Can you or tag someone in the community that could share more information or any publication about these challenges.

@Aaron and @AmandaGuiraldelli just in case you have any additional references.

thank you for the response, is there any regulation force me to do the tets on accelerated conditions ? i mean published and clear regulation that asks to do the testing on LT or Acc conditions
is it enough to test my product initially ?

Analysis of retain samples is only from the risk assessment perspective ; this is to enable any immediate action to be enforced for the products on the market or the actions related to manufacturing/vendor controls etc.

further wrt stability testing, nitrosamines are another class of critical impurities, and the requirements for determining the shelf life would remain the same. we need to consider the other points suggested on controls strategy by @Muzaffar and analytical method by @Mittalkumar .
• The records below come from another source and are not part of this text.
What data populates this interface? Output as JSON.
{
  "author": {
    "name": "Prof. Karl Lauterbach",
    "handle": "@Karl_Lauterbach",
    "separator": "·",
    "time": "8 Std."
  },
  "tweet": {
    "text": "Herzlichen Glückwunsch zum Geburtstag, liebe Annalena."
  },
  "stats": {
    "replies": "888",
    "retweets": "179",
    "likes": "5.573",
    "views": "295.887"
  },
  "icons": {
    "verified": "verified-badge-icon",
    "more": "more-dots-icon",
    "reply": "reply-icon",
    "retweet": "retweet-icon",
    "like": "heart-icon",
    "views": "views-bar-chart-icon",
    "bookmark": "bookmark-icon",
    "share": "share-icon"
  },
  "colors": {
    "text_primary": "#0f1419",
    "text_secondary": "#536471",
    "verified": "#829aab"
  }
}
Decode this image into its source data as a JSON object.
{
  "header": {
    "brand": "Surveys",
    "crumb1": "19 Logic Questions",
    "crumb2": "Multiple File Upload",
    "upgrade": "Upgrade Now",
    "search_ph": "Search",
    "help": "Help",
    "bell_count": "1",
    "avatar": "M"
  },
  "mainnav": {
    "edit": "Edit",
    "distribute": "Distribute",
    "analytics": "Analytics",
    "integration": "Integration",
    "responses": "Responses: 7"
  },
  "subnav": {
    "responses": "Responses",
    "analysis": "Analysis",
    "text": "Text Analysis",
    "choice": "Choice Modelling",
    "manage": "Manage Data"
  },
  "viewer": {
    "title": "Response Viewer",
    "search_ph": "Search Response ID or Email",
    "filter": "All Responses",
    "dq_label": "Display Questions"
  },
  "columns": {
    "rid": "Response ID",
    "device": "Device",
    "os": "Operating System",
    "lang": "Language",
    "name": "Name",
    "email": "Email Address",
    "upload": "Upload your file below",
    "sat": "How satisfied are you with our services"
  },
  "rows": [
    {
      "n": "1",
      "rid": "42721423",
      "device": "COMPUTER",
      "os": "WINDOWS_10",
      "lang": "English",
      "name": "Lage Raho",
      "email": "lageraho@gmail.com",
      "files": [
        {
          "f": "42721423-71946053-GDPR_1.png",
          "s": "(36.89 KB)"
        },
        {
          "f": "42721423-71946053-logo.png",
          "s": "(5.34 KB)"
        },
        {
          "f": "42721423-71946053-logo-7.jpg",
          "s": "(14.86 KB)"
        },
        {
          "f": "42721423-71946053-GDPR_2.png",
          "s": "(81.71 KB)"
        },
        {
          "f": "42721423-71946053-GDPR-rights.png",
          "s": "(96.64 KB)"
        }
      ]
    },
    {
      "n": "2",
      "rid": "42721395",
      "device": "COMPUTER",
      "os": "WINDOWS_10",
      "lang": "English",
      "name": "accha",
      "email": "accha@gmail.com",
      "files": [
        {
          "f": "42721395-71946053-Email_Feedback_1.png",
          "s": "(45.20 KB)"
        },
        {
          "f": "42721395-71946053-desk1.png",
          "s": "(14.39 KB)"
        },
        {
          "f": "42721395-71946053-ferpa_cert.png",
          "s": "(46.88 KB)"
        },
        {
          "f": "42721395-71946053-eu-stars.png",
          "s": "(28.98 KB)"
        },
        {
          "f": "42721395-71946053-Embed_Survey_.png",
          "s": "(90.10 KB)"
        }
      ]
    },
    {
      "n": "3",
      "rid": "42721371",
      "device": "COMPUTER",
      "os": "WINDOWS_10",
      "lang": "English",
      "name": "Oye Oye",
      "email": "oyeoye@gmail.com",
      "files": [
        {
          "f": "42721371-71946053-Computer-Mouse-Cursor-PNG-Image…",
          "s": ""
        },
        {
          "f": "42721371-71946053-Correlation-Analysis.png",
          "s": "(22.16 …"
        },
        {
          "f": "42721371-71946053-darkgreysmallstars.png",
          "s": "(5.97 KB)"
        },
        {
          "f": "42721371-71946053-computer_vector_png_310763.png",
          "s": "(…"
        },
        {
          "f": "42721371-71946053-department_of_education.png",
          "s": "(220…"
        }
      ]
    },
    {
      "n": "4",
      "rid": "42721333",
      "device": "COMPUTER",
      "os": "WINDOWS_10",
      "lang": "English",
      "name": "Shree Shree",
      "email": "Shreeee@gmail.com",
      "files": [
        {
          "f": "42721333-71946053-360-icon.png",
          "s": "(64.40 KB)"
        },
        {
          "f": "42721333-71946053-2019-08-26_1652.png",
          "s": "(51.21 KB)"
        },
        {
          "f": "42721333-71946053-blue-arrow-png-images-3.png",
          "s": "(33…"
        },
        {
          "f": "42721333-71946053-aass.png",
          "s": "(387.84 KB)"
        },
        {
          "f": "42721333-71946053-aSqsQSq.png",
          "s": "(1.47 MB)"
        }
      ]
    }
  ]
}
as per the specific guidance, apart from ICH Q1, FDAs guidance is applicable & relevant to review the requirements. and if you are looking for specific & particular mention of nitrosamine impurities in the guidelines, i guess, need to do little more search, if that is too much of a requirement!

@daliasalameh please look into the latest update issued by us fda
The data in the NDA/BLA and ANDA meeting package should include, at a minimum, the following:

Description of the formulation design strategy employed to reduce the formation of NDSRIs in the drug product.
**Supporting manufacturing information and, at a minimum, three months of accelerated stability data demonstrating control of NDSRI.**
For approved NDAs and ANDAs that require reformulation as part of a mitigation strategy, in vitro or in vivo bioequivalence bridging studies.